What is wrong with the above title?
Indian names when anglicized are appended “ah” sound at the end because tongues not accustomed to Hindi phonetics cannot pronounce soft “a”. Agreed, I am not linguist, and true explanation may be better worded, but reason has something to do with English speakers not being able to pronounce Ram (राम) but only Rama (रामा). English language also doesn’t have soft “t” and “d” unlike Hindi. So one may accept their limitation in pronouncing Hindi names, but why have Indians too adopted this practice? Name is a noun which doesn’t change spelling and pronunciation when translated, so clearly, our practice is either blind subservience to English version to sound sophisticated or indifference to our own cultural heritage. I bet both reasons are working simultaneously.
Tragedy of matter is that English pronunciation have entered into Hindi language too. What should have happened is that Hindi pronunciation should have continued in spoken and written English, specially for those who can speak such. I don’t know about you but I feel that titles to deities have purity in their local sounding names and translating simply kills the feeling associated with them. Mother Ganga has that joyous sound that Ganges cannot match.

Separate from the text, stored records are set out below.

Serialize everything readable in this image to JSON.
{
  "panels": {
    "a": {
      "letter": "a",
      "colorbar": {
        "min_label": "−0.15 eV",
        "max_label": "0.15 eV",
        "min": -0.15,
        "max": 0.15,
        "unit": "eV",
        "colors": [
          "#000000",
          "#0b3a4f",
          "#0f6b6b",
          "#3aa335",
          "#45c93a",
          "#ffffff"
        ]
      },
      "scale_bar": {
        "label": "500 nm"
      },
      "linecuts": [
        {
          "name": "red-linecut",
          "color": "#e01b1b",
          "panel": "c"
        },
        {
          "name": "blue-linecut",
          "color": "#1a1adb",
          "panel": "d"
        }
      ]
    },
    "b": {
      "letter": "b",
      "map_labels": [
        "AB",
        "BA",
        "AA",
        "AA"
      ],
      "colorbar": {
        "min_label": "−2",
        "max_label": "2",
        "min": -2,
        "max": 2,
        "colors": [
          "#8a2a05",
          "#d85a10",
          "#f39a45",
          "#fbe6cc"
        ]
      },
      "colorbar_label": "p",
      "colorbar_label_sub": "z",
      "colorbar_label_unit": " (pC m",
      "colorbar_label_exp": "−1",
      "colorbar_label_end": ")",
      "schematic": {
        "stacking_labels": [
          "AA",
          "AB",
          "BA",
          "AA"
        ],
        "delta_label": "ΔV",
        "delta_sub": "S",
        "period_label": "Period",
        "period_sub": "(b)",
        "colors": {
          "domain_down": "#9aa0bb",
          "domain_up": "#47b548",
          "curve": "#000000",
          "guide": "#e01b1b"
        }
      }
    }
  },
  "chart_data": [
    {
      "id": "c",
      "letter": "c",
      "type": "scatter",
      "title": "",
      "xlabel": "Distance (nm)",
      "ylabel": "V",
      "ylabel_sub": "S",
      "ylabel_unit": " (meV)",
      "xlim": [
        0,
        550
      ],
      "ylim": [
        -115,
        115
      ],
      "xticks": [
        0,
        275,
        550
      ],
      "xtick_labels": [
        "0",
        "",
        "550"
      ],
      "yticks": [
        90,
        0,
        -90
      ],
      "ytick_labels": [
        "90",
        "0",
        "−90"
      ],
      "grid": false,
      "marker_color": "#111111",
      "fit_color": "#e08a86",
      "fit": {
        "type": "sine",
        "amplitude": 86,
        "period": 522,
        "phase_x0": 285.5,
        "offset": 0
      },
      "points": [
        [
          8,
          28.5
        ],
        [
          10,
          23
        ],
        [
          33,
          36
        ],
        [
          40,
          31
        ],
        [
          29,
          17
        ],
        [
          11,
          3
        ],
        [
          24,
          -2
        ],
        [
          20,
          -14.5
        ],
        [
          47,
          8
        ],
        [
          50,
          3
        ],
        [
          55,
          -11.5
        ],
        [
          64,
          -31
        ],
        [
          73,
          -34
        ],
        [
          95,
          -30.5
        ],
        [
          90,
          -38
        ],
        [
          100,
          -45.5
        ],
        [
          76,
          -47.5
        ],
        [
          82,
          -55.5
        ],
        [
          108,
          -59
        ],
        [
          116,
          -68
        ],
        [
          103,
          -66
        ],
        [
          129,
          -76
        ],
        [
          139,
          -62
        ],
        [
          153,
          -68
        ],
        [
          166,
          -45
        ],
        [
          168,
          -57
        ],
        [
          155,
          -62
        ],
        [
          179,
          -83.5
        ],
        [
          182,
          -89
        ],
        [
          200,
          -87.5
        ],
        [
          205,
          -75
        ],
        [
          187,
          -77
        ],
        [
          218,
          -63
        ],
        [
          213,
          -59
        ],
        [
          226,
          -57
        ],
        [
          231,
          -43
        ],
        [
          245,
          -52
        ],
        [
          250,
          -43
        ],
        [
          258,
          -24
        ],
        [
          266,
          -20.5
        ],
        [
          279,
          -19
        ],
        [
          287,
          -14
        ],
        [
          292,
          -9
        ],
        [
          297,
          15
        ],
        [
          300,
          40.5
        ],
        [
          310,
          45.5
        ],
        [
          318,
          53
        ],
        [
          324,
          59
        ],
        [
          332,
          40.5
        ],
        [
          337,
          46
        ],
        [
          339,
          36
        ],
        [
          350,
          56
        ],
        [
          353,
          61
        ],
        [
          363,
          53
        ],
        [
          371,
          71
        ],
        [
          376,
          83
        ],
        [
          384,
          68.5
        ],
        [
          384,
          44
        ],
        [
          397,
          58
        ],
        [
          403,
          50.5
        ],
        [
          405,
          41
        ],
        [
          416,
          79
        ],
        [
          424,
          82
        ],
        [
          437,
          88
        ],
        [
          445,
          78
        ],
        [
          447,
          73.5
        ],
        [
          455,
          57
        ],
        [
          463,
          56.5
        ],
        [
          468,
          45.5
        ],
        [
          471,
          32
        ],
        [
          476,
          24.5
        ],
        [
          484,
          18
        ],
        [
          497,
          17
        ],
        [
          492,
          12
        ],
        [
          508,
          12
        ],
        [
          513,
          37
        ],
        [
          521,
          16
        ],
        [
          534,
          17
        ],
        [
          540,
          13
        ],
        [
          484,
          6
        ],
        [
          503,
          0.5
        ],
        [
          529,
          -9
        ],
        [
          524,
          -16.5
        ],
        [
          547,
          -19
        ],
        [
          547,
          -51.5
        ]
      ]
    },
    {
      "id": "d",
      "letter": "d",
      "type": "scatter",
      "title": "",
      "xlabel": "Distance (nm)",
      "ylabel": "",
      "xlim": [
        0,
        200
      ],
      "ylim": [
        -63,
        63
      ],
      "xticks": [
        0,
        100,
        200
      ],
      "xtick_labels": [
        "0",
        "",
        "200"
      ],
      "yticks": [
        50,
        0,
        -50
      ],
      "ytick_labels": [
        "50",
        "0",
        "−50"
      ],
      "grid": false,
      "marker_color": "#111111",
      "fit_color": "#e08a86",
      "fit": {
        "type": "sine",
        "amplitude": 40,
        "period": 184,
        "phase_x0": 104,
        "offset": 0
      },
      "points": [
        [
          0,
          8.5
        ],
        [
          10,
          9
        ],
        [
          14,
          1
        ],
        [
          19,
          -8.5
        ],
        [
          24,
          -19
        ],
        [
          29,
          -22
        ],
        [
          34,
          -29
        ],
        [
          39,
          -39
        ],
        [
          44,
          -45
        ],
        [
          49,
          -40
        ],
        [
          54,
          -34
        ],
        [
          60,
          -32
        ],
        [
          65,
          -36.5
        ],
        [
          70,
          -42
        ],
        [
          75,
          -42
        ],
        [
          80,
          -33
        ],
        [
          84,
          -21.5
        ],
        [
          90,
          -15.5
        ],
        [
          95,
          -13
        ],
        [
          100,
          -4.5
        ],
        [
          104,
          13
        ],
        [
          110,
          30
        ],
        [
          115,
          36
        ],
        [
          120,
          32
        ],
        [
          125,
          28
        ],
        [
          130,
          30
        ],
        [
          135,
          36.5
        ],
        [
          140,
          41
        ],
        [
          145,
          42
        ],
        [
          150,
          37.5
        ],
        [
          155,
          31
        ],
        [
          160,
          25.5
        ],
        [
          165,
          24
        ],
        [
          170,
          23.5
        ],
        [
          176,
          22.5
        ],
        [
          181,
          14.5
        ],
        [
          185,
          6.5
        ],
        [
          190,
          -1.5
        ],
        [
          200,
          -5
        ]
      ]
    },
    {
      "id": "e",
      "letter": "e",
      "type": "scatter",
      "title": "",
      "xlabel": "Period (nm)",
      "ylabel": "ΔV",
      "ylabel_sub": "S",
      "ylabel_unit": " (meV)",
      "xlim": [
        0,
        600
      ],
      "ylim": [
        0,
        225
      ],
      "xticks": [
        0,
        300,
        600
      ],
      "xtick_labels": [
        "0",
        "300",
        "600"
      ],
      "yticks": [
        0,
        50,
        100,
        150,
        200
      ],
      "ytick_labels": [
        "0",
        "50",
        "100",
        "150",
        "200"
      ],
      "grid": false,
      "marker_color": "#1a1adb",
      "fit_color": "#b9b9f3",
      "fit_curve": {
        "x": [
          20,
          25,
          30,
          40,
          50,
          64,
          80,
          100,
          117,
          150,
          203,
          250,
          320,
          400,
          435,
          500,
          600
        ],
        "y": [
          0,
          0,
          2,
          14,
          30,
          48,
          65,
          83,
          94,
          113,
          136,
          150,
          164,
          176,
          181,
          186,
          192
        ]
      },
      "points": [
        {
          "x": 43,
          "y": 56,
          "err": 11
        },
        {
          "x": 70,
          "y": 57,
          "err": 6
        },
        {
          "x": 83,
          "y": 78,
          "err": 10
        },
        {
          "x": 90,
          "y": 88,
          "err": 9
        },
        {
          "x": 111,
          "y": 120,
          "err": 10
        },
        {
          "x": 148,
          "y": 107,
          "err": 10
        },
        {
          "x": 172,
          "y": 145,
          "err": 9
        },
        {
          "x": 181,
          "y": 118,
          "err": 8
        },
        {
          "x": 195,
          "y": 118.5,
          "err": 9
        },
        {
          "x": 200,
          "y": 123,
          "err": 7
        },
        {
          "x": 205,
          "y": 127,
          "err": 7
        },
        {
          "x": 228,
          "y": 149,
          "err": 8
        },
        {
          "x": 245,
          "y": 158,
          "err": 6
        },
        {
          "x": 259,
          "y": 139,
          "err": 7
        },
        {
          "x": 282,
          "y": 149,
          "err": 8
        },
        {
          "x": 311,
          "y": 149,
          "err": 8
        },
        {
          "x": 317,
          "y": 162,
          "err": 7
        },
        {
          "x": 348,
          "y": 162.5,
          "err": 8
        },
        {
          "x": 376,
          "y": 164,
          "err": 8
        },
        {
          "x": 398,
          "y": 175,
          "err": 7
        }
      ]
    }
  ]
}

Question may arise that whether Rama is actually English name of Ram? I cannot see how. Ashish will remain Ashish in Russian whether or not you can pronounce it, and if you cannot, you can mispronounce it, but it will still be mispronunciation. But question though remains, for historians and linguists to answer, for I admit ignorance.
Related question: Is there any other country of earth — I suspect there are, but very few — which has its name in English different than its name in its local language? Why did we gave up Bharat for India? Whatever travellers of history might have called civilization of Indus, we should have declared our name in our own language when we had opportunity, at independence. Of course, now Bharat, Hindustan and India have become synonymous, and somehow India doesn’t evoke that frustration which I associate with Krishna.
(I should give credit for this thought to my dorm mate Akshar Chandra who steadfastly refused to call Ram Rama and explained to me why. I hadn’t given much thought to it before.)